There is also an additional ESG dimension that can impact a trader’s potential risk scenario, with GHG emissions and extensive social risks involving seafarers coming into play, which are becoming increasingly common with the introduction of new supply chain social due diligence legislation.

The frequency of these incidents can surprise those not well-versed in maritime risk: RightShip data shows that 10.4% of vessels face some sort of detention at ports and terminals, where the average duration of detention is 5.4 days.

These detentions can be the result of hull and machinery damage (which accounts for nearly 18% of all incidents recorded by RightShip) and disruption or operational incidents have the potential to cause significant impact on the broader supply chain – as we saw in an extreme example with the Ever Given in the Suez Canal.

Increasing assurance through vessel trade check and vetting
RightShip’s vision is a zero-harm maritime industry. Over 22 years, we have helped charterers and traders gain greater assurance of the vessels used in their supply chain activities through, inter alia, due diligence processes that go beyond basic compliance with statutory and regulatory requirements.

The RightShip Vessel Trade Check is a digital solution used by traders, trade finance institutions, and insurers, to gain an instant evaluation of a vessel against a suite of customisable due diligence criteria that exceed basic statutory and regulatory requirements.

Criteria used in Vessel Trade Check include:
• checks on recent incidents and incident performance,
• port state control detention and deficiency activity and status,
• sanctions breaches,
• ILO or ITF open abandonment cases,
• other critical factors.

This provides traders with a greater level of assurance of a vessel – in a timeframe that caters to a trading environment.

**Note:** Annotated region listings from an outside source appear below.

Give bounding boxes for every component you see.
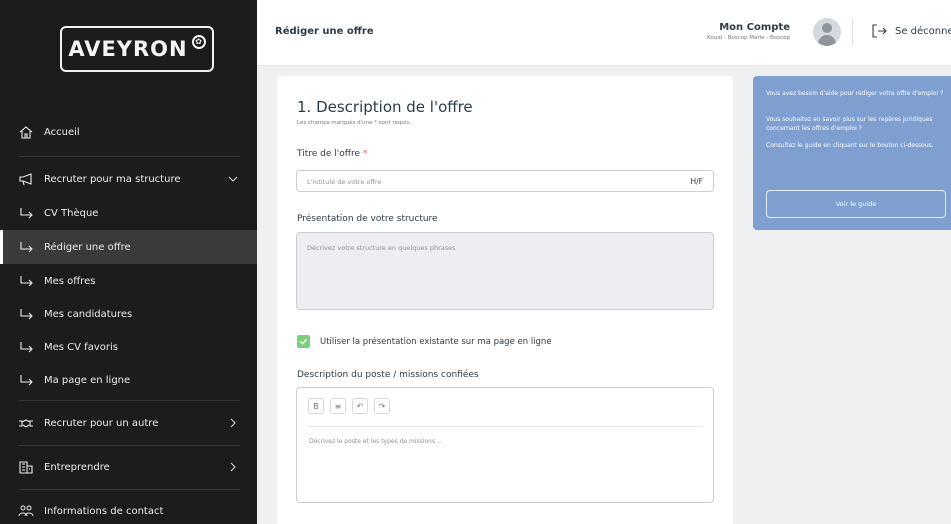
- page-title: Rédiger une offre: [275, 26, 374, 37]
- divider: [308, 426, 702, 427]
- use-existing-presentation-checkbox[interactable]: [297, 335, 310, 348]
- avatar[interactable]: [813, 18, 841, 46]
- editor-toolbar: B ≡ ↶ ↷: [308, 398, 396, 414]
- logout-label: Se déconnecter: [895, 25, 951, 37]
- divider: [18, 156, 240, 157]
- presentation-label: Présentation de votre structure: [297, 214, 438, 224]
- check-icon: [299, 338, 308, 345]
- sub-arrow-icon: [18, 274, 34, 288]
- title-label: Titre de l'offre *: [297, 149, 367, 159]
- avatar-body: [818, 35, 836, 46]
- sidebar: AVEYRON ✿ Accueil Recruter pour ma struc…: [0, 0, 257, 524]
- divider: [18, 489, 240, 490]
- help-panel: Vous avez besoin d'aide pour rédiger vot…: [753, 76, 951, 230]
- sidebar-item-mes-cv-favoris[interactable]: Mes CV favoris: [0, 330, 257, 364]
- chevron-right-icon: [230, 418, 236, 428]
- sub-arrow-icon: [18, 340, 34, 354]
- sidebar-item-label: Rédiger une offre: [44, 241, 131, 253]
- description-editor[interactable]: B ≡ ↶ ↷ Décrivez le poste et les types d…: [296, 387, 714, 503]
- avatar-head: [822, 23, 832, 33]
- presentation-textarea[interactable]: Décrivez votre structure en quelques phr…: [296, 232, 714, 310]
- logout-icon: [872, 24, 887, 38]
- sidebar-item-entreprendre[interactable]: Entreprendre: [0, 450, 257, 484]
- description-label: Description du poste / missions confiées: [297, 370, 479, 380]
- title-input[interactable]: L'intitulé de votre offre H/F: [296, 170, 714, 192]
- required-note-prefix: Les champs marqués d'une: [297, 120, 375, 126]
- sidebar-item-label: Mes offres: [44, 275, 96, 287]
- logo-mark-icon: ✿: [191, 35, 206, 49]
- chevron-down-icon: [228, 176, 238, 182]
- description-placeholder: Décrivez le poste et les types de missio…: [309, 438, 443, 445]
- title-suffix: H/F: [690, 177, 703, 186]
- sidebar-item-label: Accueil: [44, 126, 80, 138]
- sidebar-item-recruter-structure[interactable]: Recruter pour ma structure: [0, 162, 257, 196]
- logo-text: AVEYRON: [68, 37, 188, 61]
- sidebar-item-label: Entreprendre: [44, 461, 110, 473]
- account-subtitle: Koual - Boscop Marie - Boscop: [707, 35, 790, 41]
- sidebar-item-rediger-offre[interactable]: Rédiger une offre: [0, 230, 257, 264]
- sub-arrow-icon: [18, 206, 34, 220]
- view-guide-button[interactable]: Voir le guide: [766, 190, 946, 218]
- help-text-3: Consultez le guide en cliquant sur le bo…: [766, 142, 934, 149]
- logout-button[interactable]: Se déconnecter: [871, 24, 951, 38]
- sidebar-item-label: Recruter pour un autre: [44, 417, 159, 429]
- redo-button[interactable]: ↷: [374, 398, 390, 414]
- sub-arrow-icon: [18, 240, 34, 254]
- required-note-suffix: sont requis.: [377, 120, 412, 126]
- help-text-1: Vous avez besoin d'aide pour rédiger vot…: [766, 90, 944, 97]
- home-icon: [18, 125, 34, 139]
- sidebar-item-mes-offres[interactable]: Mes offres: [0, 264, 257, 298]
- sidebar-item-informations-contact[interactable]: Informations de contact: [0, 494, 257, 524]
- logo[interactable]: AVEYRON ✿: [60, 26, 214, 72]
- megaphone-icon: [18, 172, 34, 186]
- sidebar-item-label: Ma page en ligne: [44, 374, 131, 386]
- sidebar-item-mes-candidatures[interactable]: Mes candidatures: [0, 297, 257, 331]
- section-title: 1. Description de l'offre: [297, 98, 473, 116]
- required-note: Les champs marqués d'une * sont requis.: [297, 120, 411, 126]
- sidebar-item-label: CV Thèque: [44, 207, 99, 219]
- divider: [18, 400, 240, 401]
- sidebar-item-ma-page-en-ligne[interactable]: Ma page en ligne: [0, 363, 257, 397]
- divider: [18, 445, 240, 446]
- sidebar-item-label: Mes candidatures: [44, 308, 133, 320]
- title-placeholder: L'intitulé de votre offre: [307, 178, 382, 186]
- use-existing-presentation-row[interactable]: Utiliser la présentation existante sur m…: [297, 335, 552, 348]
- sidebar-item-accueil[interactable]: Accueil: [0, 115, 257, 149]
- checkbox-label: Utiliser la présentation existante sur m…: [320, 336, 552, 347]
- offer-form-card: 1. Description de l'offre Les champs mar…: [277, 76, 733, 524]
- undo-button[interactable]: ↶: [352, 398, 368, 414]
- bold-button[interactable]: B: [308, 398, 324, 414]
- handshake-icon: [18, 416, 34, 430]
- account-info[interactable]: Mon Compte Koual - Boscop Marie - Boscop: [707, 22, 790, 41]
- help-text-2: Vous souhaitez en savoir plus sur les re…: [766, 116, 933, 132]
- account-name: Mon Compte: [719, 22, 790, 33]
- sidebar-item-label: Mes CV favoris: [44, 341, 118, 353]
- sidebar-item-recruter-autre[interactable]: Recruter pour un autre: [0, 406, 257, 440]
- title-label-text: Titre de l'offre: [297, 149, 360, 159]
- sidebar-item-label: Recruter pour ma structure: [44, 173, 181, 185]
- sidebar-item-cv-theque[interactable]: CV Thèque: [0, 196, 257, 230]
- presentation-placeholder: Décrivez votre structure en quelques phr…: [307, 244, 456, 252]
- sidebar-item-label: Informations de contact: [44, 505, 164, 517]
- required-star: *: [362, 149, 368, 159]
- contacts-icon: [18, 504, 34, 518]
- divider: [852, 18, 853, 46]
- sub-arrow-icon: [18, 307, 34, 321]
- top-header: Rédiger une offre Mon Compte Koual - Bos…: [257, 0, 951, 66]
- sub-arrow-icon: [18, 373, 34, 387]
- building-icon: [18, 460, 34, 474]
- list-button[interactable]: ≡: [330, 398, 346, 414]
- chevron-right-icon: [230, 462, 236, 472]
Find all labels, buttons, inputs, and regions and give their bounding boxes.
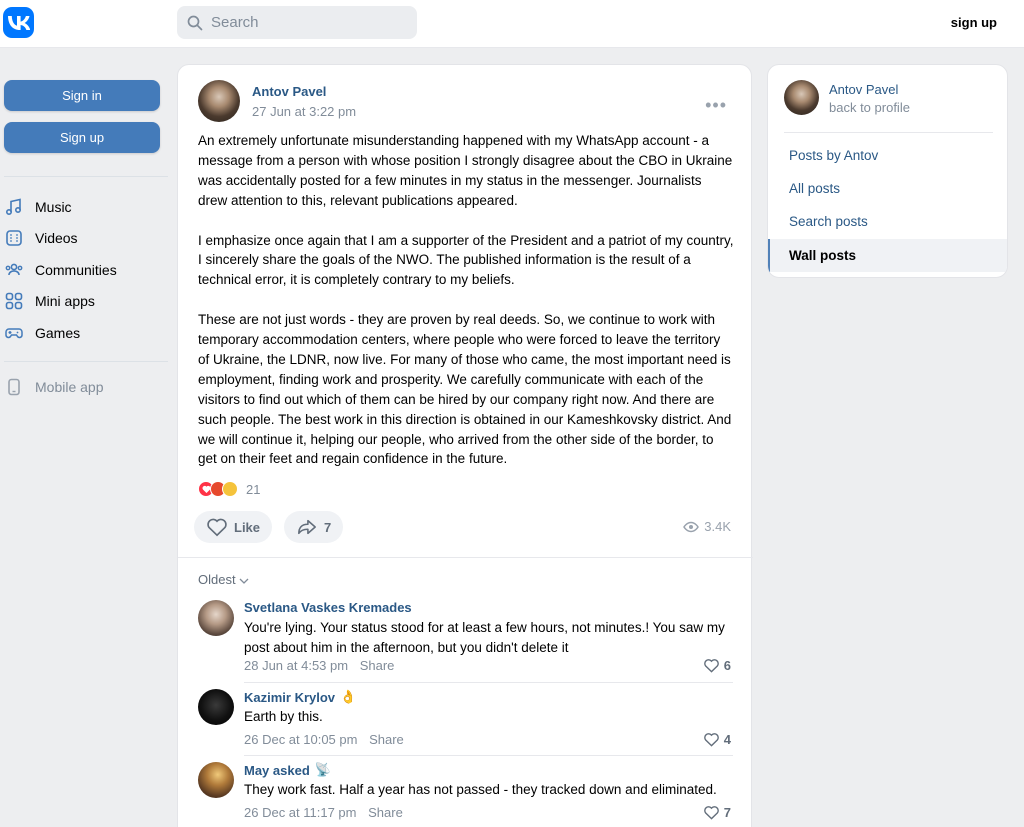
views-counter: 3.4K bbox=[683, 519, 731, 534]
video-icon bbox=[6, 230, 22, 246]
post-author-name[interactable]: Antov Pavel bbox=[252, 84, 326, 99]
search-posts-link[interactable]: Search posts bbox=[768, 205, 1007, 238]
sidebar-item-games[interactable]: Games bbox=[4, 322, 80, 344]
post-text: An extremely unfortunate misunderstandin… bbox=[198, 131, 734, 489]
comment-like-count: 4 bbox=[723, 732, 731, 747]
comment-like-button[interactable]: 4 bbox=[703, 732, 731, 747]
back-to-profile-link[interactable]: back to profile bbox=[829, 100, 910, 115]
sidebar-item-label: Music bbox=[35, 199, 72, 215]
comment-meta: 28 Jun at 4:53 pm Share bbox=[244, 658, 394, 673]
comment-like-button[interactable]: 7 bbox=[703, 805, 731, 820]
comment-item: May asked 📡 They work fast. Half a year h… bbox=[198, 762, 733, 822]
comments-sort-dropdown[interactable]: Oldest bbox=[198, 572, 249, 587]
heart-icon bbox=[703, 659, 719, 673]
comment-like-count: 6 bbox=[723, 658, 731, 673]
commenter-avatar[interactable] bbox=[198, 762, 234, 798]
reactions-count: 21 bbox=[246, 481, 261, 497]
like-button[interactable]: Like bbox=[194, 511, 273, 543]
sidebar-item-mobile-app[interactable]: Mobile app bbox=[4, 376, 104, 398]
comment-text: You're lying. Your status stood for at l… bbox=[244, 620, 725, 655]
chevron-down-icon bbox=[239, 578, 249, 584]
sort-label: Oldest bbox=[198, 572, 236, 587]
share-button[interactable]: 7 bbox=[284, 511, 344, 543]
comment-text: Earth by this. bbox=[244, 709, 323, 724]
sidebar-item-music[interactable]: Music bbox=[4, 196, 72, 218]
comment-item: Kazimir Krylov 👌 Earth by this. 26 Dec at… bbox=[198, 689, 733, 749]
post-card: Antov Pavel 27 Jun at 3:22 pm ••• An ext… bbox=[177, 64, 753, 827]
commenter-name[interactable]: May asked 📡 bbox=[244, 762, 331, 778]
comment-like-count: 7 bbox=[723, 805, 731, 820]
share-count: 7 bbox=[324, 519, 332, 535]
vk-logo-icon[interactable] bbox=[3, 7, 34, 38]
sad-reaction-icon bbox=[222, 481, 238, 497]
wall-navigation-panel: Antov Pavel back to profile Posts by Ant… bbox=[767, 64, 1008, 278]
phone-icon bbox=[8, 378, 20, 396]
communities-icon bbox=[5, 263, 23, 276]
post-date[interactable]: 27 Jun at 3:22 pm bbox=[252, 104, 356, 119]
author-avatar[interactable] bbox=[198, 80, 240, 122]
more-options-icon[interactable]: ••• bbox=[705, 95, 727, 116]
sidebar-item-label: Communities bbox=[35, 262, 117, 278]
sidebar-item-videos[interactable]: Videos bbox=[4, 227, 78, 249]
music-icon bbox=[5, 198, 22, 216]
comment-share-link[interactable]: Share bbox=[369, 732, 404, 747]
post-paragraph: I emphasize once again that I am a suppo… bbox=[198, 232, 734, 288]
sidebar-item-mini-apps[interactable]: Mini apps bbox=[4, 290, 95, 312]
comment-meta: 26 Dec at 10:05 pm Share bbox=[244, 732, 404, 747]
commenter-name[interactable]: Kazimir Krylov 👌 bbox=[244, 689, 356, 705]
emoji-ok-icon: 👌 bbox=[340, 689, 357, 704]
search-icon bbox=[187, 15, 203, 30]
top-bar: Search sign up bbox=[0, 0, 1024, 48]
posts-by-author-link[interactable]: Posts by Antov bbox=[768, 139, 1007, 172]
comment-share-link[interactable]: Share bbox=[360, 658, 395, 673]
post-paragraph: These are not just words - they are prov… bbox=[198, 312, 732, 467]
heart-icon bbox=[703, 806, 719, 820]
eye-icon bbox=[683, 521, 700, 532]
comment-date[interactable]: 26 Dec at 11:17 pm bbox=[244, 805, 357, 820]
sidebar-item-label: Mobile app bbox=[35, 379, 104, 395]
comment-date[interactable]: 28 Jun at 4:53 pm bbox=[244, 658, 348, 673]
commenter-avatar[interactable] bbox=[198, 689, 234, 725]
post-paragraph: An extremely unfortunate misunderstandin… bbox=[198, 133, 733, 208]
comment-text: They work fast. Half a year has not pass… bbox=[244, 782, 717, 797]
heart-icon bbox=[207, 518, 227, 537]
heart-icon bbox=[703, 733, 719, 747]
search-input[interactable]: Search bbox=[177, 6, 417, 39]
emoji-satellite-icon: 📡 bbox=[314, 762, 331, 777]
commenter-avatar[interactable] bbox=[198, 600, 234, 636]
sidebar-item-label: Games bbox=[35, 325, 81, 341]
sign-up-link[interactable]: sign up bbox=[951, 15, 997, 30]
reactions-bar[interactable]: 21 bbox=[198, 481, 260, 497]
sidebar-divider bbox=[4, 176, 168, 177]
sidebar-item-communities[interactable]: Communities bbox=[4, 259, 117, 281]
profile-avatar[interactable] bbox=[784, 80, 819, 115]
search-placeholder: Search bbox=[211, 14, 259, 31]
all-posts-link[interactable]: All posts bbox=[768, 172, 1007, 205]
comment-divider bbox=[244, 755, 733, 756]
commenter-name[interactable]: Svetlana Vaskes Kremades bbox=[244, 600, 412, 615]
mini-apps-icon bbox=[5, 292, 23, 310]
like-label: Like bbox=[234, 519, 261, 535]
comment-like-button[interactable]: 6 bbox=[703, 658, 731, 673]
comment-item: Svetlana Vaskes Kremades You're lying. Y… bbox=[198, 600, 733, 680]
sidebar-item-label: Mini apps bbox=[35, 293, 95, 309]
comments-divider bbox=[178, 557, 753, 558]
sidebar-item-label: Videos bbox=[35, 230, 78, 246]
sign-up-button[interactable]: Sign up bbox=[4, 122, 160, 153]
panel-divider bbox=[784, 132, 993, 133]
games-icon bbox=[5, 328, 23, 339]
comment-meta: 26 Dec at 11:17 pm Share bbox=[244, 805, 403, 820]
profile-name[interactable]: Antov Pavel bbox=[829, 82, 898, 97]
views-count: 3.4K bbox=[704, 519, 731, 534]
comment-divider bbox=[244, 682, 733, 683]
wall-posts-link[interactable]: Wall posts bbox=[768, 239, 1007, 272]
sidebar-divider bbox=[4, 361, 168, 362]
comment-share-link[interactable]: Share bbox=[368, 805, 403, 820]
sign-in-button[interactable]: Sign in bbox=[4, 80, 160, 111]
comment-date[interactable]: 26 Dec at 10:05 pm bbox=[244, 732, 357, 747]
share-icon bbox=[298, 519, 316, 535]
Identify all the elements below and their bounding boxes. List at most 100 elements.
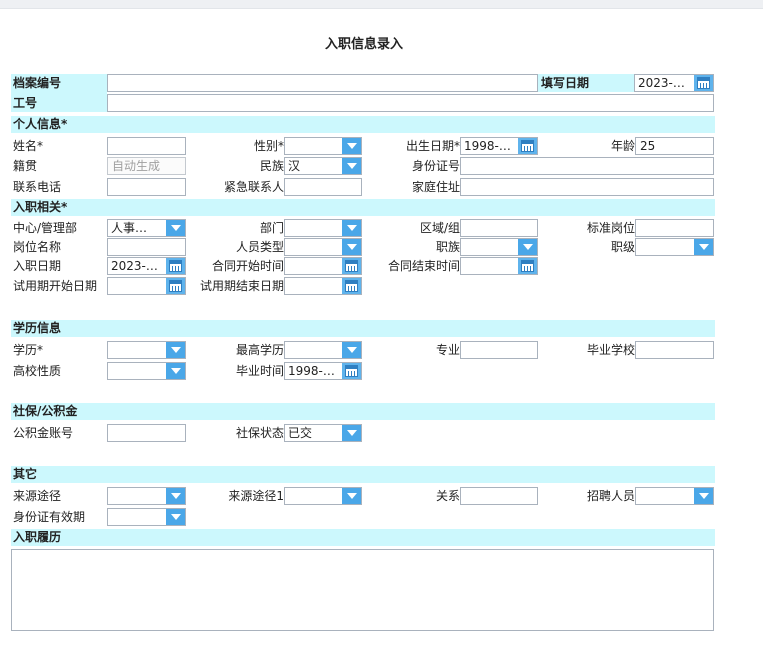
- major-input[interactable]: [460, 341, 538, 359]
- job-family-label: 职族: [435, 240, 460, 254]
- chevron-down-icon[interactable]: [342, 239, 361, 255]
- chevron-down-icon[interactable]: [342, 220, 361, 236]
- ethnic-label: 民族: [259, 159, 284, 173]
- chevron-down-icon[interactable]: [166, 220, 185, 236]
- major-label: 专业: [435, 343, 460, 357]
- archive-no-input[interactable]: [107, 74, 538, 92]
- post-name-input[interactable]: [107, 238, 186, 256]
- fill-date-value: 2023-…: [638, 76, 685, 90]
- join-date-value: 2023-…: [111, 259, 158, 273]
- join-date-picker[interactable]: 2023-…: [107, 257, 186, 275]
- id-validity-label: 身份证有效期: [13, 510, 86, 524]
- calendar-icon[interactable]: [518, 138, 537, 154]
- section-band-personal: [11, 116, 715, 133]
- fill-date-picker[interactable]: 2023-…: [634, 74, 714, 92]
- graduation-time-value: 1998-…: [288, 364, 335, 378]
- birth-date-value: 1998-…: [464, 139, 511, 153]
- chevron-down-icon[interactable]: [166, 363, 185, 379]
- calendar-icon[interactable]: [342, 363, 361, 379]
- calendar-icon[interactable]: [694, 75, 713, 91]
- native-place-input[interactable]: 自动生成: [107, 157, 186, 175]
- age-input[interactable]: 25: [635, 137, 714, 155]
- section-title-insurance: 社保/公积金: [13, 404, 78, 418]
- chevron-down-icon[interactable]: [166, 488, 185, 504]
- id-card-input[interactable]: [460, 157, 714, 175]
- standard-post-label: 标准岗位: [586, 221, 635, 235]
- archive-no-label: 档案编号: [13, 76, 62, 90]
- school-label: 毕业学校: [586, 343, 635, 357]
- chevron-down-icon[interactable]: [342, 138, 361, 154]
- school-type-select[interactable]: [107, 362, 186, 380]
- phone-input[interactable]: [107, 178, 186, 196]
- name-input[interactable]: [107, 137, 186, 155]
- source1-select[interactable]: [284, 487, 362, 505]
- center-select[interactable]: 人事…: [107, 219, 186, 237]
- chevron-down-icon[interactable]: [694, 488, 713, 504]
- relation-input[interactable]: [460, 487, 538, 505]
- calendar-icon[interactable]: [166, 258, 185, 274]
- contract-start-label: 合同开始时间: [211, 259, 284, 273]
- source-label: 来源途径: [13, 489, 62, 503]
- housing-fund-input[interactable]: [107, 424, 186, 442]
- gender-select[interactable]: [284, 137, 362, 155]
- job-no-label: 工号: [13, 96, 38, 110]
- id-validity-select[interactable]: [107, 508, 186, 526]
- center-label: 中心/管理部: [13, 221, 78, 235]
- birth-date-picker[interactable]: 1998-…: [460, 137, 538, 155]
- graduation-time-picker[interactable]: 1998-…: [284, 362, 362, 380]
- emergency-contact-input[interactable]: [284, 178, 362, 196]
- department-label: 部门: [259, 221, 284, 235]
- chevron-down-icon[interactable]: [342, 158, 361, 174]
- standard-post-input[interactable]: [635, 219, 714, 237]
- chevron-down-icon[interactable]: [342, 488, 361, 504]
- job-level-select[interactable]: [635, 238, 714, 256]
- page-title: 入职信息录入: [324, 37, 403, 52]
- recruiter-select[interactable]: [635, 487, 714, 505]
- job-level-label: 职级: [610, 240, 635, 254]
- ethnic-value: 汉: [288, 159, 301, 173]
- chevron-down-icon[interactable]: [518, 239, 537, 255]
- social-status-value: 已交: [288, 426, 313, 440]
- recruiter-label: 招聘人员: [586, 489, 635, 503]
- region-input[interactable]: [460, 219, 538, 237]
- job-no-input[interactable]: [107, 94, 714, 112]
- calendar-icon[interactable]: [342, 258, 361, 274]
- contract-end-label: 合同结束时间: [387, 259, 460, 273]
- calendar-icon[interactable]: [518, 258, 537, 274]
- highest-degree-select[interactable]: [284, 341, 362, 359]
- contract-end-picker[interactable]: [460, 257, 538, 275]
- section-band-entry: [11, 199, 715, 216]
- chevron-down-icon[interactable]: [342, 342, 361, 358]
- ethnic-select[interactable]: 汉: [284, 157, 362, 175]
- probation-end-label: 试用期结束日期: [199, 279, 284, 293]
- chevron-down-icon[interactable]: [694, 239, 713, 255]
- relation-label: 关系: [435, 489, 460, 503]
- section-band-other: [11, 466, 715, 483]
- chevron-down-icon[interactable]: [342, 425, 361, 441]
- home-address-input[interactable]: [460, 178, 714, 196]
- chevron-down-icon[interactable]: [166, 342, 185, 358]
- source-select[interactable]: [107, 487, 186, 505]
- section-title-history: 入职履历: [13, 530, 62, 544]
- history-textarea[interactable]: [11, 549, 714, 631]
- calendar-icon[interactable]: [166, 278, 185, 294]
- chevron-down-icon[interactable]: [166, 509, 185, 525]
- job-family-select[interactable]: [460, 238, 538, 256]
- school-input[interactable]: [635, 341, 714, 359]
- fill-date-label: 填写日期: [541, 76, 590, 90]
- region-label: 区域/组: [419, 221, 460, 235]
- calendar-icon[interactable]: [342, 278, 361, 294]
- highest-degree-label: 最高学历: [235, 343, 284, 357]
- probation-start-picker[interactable]: [107, 277, 186, 295]
- social-status-select[interactable]: 已交: [284, 424, 362, 442]
- post-name-label: 岗位名称: [13, 240, 62, 254]
- probation-end-picker[interactable]: [284, 277, 362, 295]
- contract-start-picker[interactable]: [284, 257, 362, 275]
- section-band-education: [11, 320, 715, 337]
- gender-label: 性别*: [253, 139, 284, 153]
- degree-label: 学历*: [13, 343, 44, 357]
- section-band-history: [11, 529, 715, 546]
- degree-select[interactable]: [107, 341, 186, 359]
- staff-type-select[interactable]: [284, 238, 362, 256]
- department-select[interactable]: [284, 219, 362, 237]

If Trade Check highlights a potential risk with a vessel, traders can perform more thorough due diligence with RightShip’s full vetting process. This extensive process is managed by RightShip’s global vetting and operations teams and includes additional criteria such as evaluation of Class Survey Status reports, and incidents reports for suitable preventative measures for all recent incidents or events.

RightShip’s data shows that the detention ratio drops to 8.5% for vessels which have been vetted by RightShip’s Operations team, against those which have not been vetted (11.3% detention ratio).
The due diligence process also evaluates potential ESG risks, including environmental risks and the extensive social risks that can be part of shipping (such as crew welfare and seafarer abandonment).

Even aside from moral reasons, such risks can impact traders because of a higher potential for incidents, as industry data shows a strong connection between crew welfare and incident likelihood.

Third-party due diligence should be considered an essential part of a trader’s process. For our part, as an ESG-focussed digital maritime platform, RightShip provides flexible and continuous support for traders based on qualitative data-driven insights. Understanding and reducing the risks associated with vessels benefits not just the trader, but all involved in the transportation of ocean-bound cargo.